Solution Blueprints are packaged as OCI-compliant Helm charts in the Docker Hub registry and can be deployed to a Kubernetes cluster with a single command. Define the name (deployment name) and the namespace (Kubernetes namespace), then pipe the output of helm template to kubectl apply -f -:

name="my-deployment"
namespace="my-namespace"
helm template $name oci://registry-1.docker.io/amdenterpriseai/aimsb-mri-doc \
  | kubectl apply -f - -n $namespace

Note: You can create a namespace using kubectl create namespace $namespace.

To check the status of the deployment, run:

kubectl get pods -n $namespace

Wait until all pods report Running and Ready.

Connect to UI#

To connect to the UI, port-forward to 7861. The UI will then be available at http://localhost:7861 in your browser.

kubectl port-forward services/aimsb-mri-doc-${name} 7861:80 -n $namespace

Once connected, use the application as follows:

  1. Upload an MRI scan file (DICOM .dcm, NIfTI .nii/.nii.gz, or standard images .png/.jpg/.jpeg).

  2. Provide optional patient context.

  3. Select the MRI type and run the analysis.

  4. Review the visualization, metrics, and report output.

Example MRI scans#

If you need sample MRI scans to test with, these public resources are a good starting point (always review each dataset’s license/terms and any access requirements):

Clean Up#

When you are finished, remove the deployed resources:

helm template $name oci://registry-1.docker.io/amdenterpriseai/aimsb-mri-doc \
  | kubectl delete -f - -n $namespace

Disclaimer#

This tool is for research and educational use only.

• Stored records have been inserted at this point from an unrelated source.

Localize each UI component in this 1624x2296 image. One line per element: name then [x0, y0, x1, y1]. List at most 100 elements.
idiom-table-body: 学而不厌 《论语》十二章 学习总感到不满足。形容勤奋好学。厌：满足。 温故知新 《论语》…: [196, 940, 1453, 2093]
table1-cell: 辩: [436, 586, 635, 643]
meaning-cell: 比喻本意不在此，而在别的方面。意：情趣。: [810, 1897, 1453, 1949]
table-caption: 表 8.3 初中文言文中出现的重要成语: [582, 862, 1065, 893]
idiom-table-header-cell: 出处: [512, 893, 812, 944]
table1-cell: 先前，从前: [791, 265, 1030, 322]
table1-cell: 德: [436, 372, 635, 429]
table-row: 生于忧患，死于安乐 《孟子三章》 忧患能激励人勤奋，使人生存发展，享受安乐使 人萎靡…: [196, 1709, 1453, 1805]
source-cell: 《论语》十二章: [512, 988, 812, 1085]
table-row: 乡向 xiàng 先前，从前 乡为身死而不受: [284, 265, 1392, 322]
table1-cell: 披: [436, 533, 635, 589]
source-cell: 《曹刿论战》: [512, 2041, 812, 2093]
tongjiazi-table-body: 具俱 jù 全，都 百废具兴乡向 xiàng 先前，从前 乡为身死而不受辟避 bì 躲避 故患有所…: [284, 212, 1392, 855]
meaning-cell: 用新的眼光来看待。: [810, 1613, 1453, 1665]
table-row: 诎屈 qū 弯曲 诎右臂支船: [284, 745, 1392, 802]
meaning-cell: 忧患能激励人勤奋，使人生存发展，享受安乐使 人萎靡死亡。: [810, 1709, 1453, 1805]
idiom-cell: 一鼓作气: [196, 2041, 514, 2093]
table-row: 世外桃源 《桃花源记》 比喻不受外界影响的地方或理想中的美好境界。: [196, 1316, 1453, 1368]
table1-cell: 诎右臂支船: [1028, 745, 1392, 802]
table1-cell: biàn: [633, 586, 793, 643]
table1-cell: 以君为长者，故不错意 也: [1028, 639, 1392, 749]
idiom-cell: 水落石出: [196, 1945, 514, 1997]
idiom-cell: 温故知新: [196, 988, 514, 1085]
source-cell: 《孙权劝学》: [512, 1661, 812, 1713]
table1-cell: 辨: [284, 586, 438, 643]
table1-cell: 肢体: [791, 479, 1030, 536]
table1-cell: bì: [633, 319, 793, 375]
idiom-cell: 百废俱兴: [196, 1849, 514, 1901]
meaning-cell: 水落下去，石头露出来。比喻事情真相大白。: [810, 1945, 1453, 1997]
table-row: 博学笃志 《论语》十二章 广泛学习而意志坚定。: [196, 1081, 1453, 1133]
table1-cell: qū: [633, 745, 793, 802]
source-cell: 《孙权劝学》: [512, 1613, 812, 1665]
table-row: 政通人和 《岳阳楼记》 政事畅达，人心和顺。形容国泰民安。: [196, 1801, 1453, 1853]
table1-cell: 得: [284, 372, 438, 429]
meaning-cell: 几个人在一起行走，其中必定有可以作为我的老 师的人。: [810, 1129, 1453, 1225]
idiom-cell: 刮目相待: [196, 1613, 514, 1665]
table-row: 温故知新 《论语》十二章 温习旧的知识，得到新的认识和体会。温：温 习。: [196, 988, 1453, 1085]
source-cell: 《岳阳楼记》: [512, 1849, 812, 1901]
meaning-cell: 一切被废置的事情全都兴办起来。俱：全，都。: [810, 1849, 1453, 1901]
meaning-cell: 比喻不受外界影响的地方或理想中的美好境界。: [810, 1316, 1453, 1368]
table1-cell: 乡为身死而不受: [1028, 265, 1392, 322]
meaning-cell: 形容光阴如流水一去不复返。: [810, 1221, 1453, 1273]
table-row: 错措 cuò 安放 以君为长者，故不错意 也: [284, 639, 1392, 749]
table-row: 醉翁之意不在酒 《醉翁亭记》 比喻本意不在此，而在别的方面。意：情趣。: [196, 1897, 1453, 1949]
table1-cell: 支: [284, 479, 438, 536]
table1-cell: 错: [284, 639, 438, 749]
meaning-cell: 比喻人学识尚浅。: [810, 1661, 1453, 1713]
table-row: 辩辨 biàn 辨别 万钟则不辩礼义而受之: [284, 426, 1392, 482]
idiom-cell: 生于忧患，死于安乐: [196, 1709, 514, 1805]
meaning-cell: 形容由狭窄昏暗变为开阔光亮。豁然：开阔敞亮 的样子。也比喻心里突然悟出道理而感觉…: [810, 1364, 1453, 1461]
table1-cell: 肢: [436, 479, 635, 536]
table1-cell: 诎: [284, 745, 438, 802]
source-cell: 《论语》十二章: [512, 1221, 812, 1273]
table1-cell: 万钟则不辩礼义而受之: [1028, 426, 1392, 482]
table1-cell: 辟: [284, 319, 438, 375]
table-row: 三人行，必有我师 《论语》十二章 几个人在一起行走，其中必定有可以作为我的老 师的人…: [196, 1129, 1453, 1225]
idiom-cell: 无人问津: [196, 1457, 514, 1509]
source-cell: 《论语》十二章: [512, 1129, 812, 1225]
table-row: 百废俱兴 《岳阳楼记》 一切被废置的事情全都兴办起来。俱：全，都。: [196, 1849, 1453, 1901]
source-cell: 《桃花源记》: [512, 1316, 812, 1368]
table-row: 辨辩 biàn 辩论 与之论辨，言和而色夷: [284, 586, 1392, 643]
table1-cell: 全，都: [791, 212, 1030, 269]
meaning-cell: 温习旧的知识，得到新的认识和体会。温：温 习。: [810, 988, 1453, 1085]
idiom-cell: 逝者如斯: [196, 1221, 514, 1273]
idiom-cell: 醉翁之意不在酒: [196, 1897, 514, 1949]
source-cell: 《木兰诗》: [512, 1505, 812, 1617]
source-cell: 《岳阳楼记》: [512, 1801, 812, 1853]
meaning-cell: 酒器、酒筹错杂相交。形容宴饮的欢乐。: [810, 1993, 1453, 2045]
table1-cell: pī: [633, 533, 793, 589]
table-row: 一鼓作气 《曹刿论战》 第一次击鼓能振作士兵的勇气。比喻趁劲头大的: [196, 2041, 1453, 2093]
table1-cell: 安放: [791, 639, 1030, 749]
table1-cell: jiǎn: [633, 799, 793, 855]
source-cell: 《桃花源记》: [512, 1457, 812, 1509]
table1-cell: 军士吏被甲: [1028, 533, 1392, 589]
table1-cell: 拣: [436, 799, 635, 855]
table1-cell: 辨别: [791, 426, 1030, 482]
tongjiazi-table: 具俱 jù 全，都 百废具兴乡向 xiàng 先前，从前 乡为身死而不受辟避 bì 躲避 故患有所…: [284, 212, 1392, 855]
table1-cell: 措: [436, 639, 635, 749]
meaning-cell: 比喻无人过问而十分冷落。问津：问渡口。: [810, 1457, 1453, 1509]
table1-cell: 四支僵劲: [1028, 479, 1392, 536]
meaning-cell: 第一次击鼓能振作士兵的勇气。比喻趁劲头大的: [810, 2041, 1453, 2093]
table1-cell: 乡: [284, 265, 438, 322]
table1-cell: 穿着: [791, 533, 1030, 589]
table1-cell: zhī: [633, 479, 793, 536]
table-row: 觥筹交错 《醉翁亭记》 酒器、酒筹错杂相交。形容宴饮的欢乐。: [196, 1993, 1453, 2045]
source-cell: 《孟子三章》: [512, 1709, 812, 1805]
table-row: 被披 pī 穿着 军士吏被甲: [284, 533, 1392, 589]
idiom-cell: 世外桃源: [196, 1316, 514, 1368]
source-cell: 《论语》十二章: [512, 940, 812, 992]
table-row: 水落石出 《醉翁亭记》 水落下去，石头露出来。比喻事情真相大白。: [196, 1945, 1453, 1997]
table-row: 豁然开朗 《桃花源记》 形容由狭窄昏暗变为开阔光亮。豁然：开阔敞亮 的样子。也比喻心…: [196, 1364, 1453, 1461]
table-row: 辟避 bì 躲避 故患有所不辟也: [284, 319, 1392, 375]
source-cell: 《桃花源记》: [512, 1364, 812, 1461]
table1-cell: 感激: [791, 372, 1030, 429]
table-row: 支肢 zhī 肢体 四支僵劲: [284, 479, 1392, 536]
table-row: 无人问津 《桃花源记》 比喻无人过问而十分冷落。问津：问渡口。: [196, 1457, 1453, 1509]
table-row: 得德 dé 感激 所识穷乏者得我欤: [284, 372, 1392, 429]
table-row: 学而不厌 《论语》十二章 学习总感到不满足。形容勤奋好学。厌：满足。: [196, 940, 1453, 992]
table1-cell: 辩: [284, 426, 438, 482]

It is not intended for clinical diagnosis or treatment.

Third-Party Components#

This Solution Blueprint uses multiple third-party components. To see the full set of software and Python dependencies, explore the repository source and dependency files. The table below highlights some of the key components. For further license information, refer to each component’s official documentation.

Component

License

Gradio

Apache 2.0

LangChain

MIT

OpenCV

Apache 2.0

Terms of Use#

AMD Solution Blueprints are released under the MIT License, which governs the parts of the software and materials created by AMD. Third-party Software and Materials used within the Solution Blueprints are governed by their respective licenses.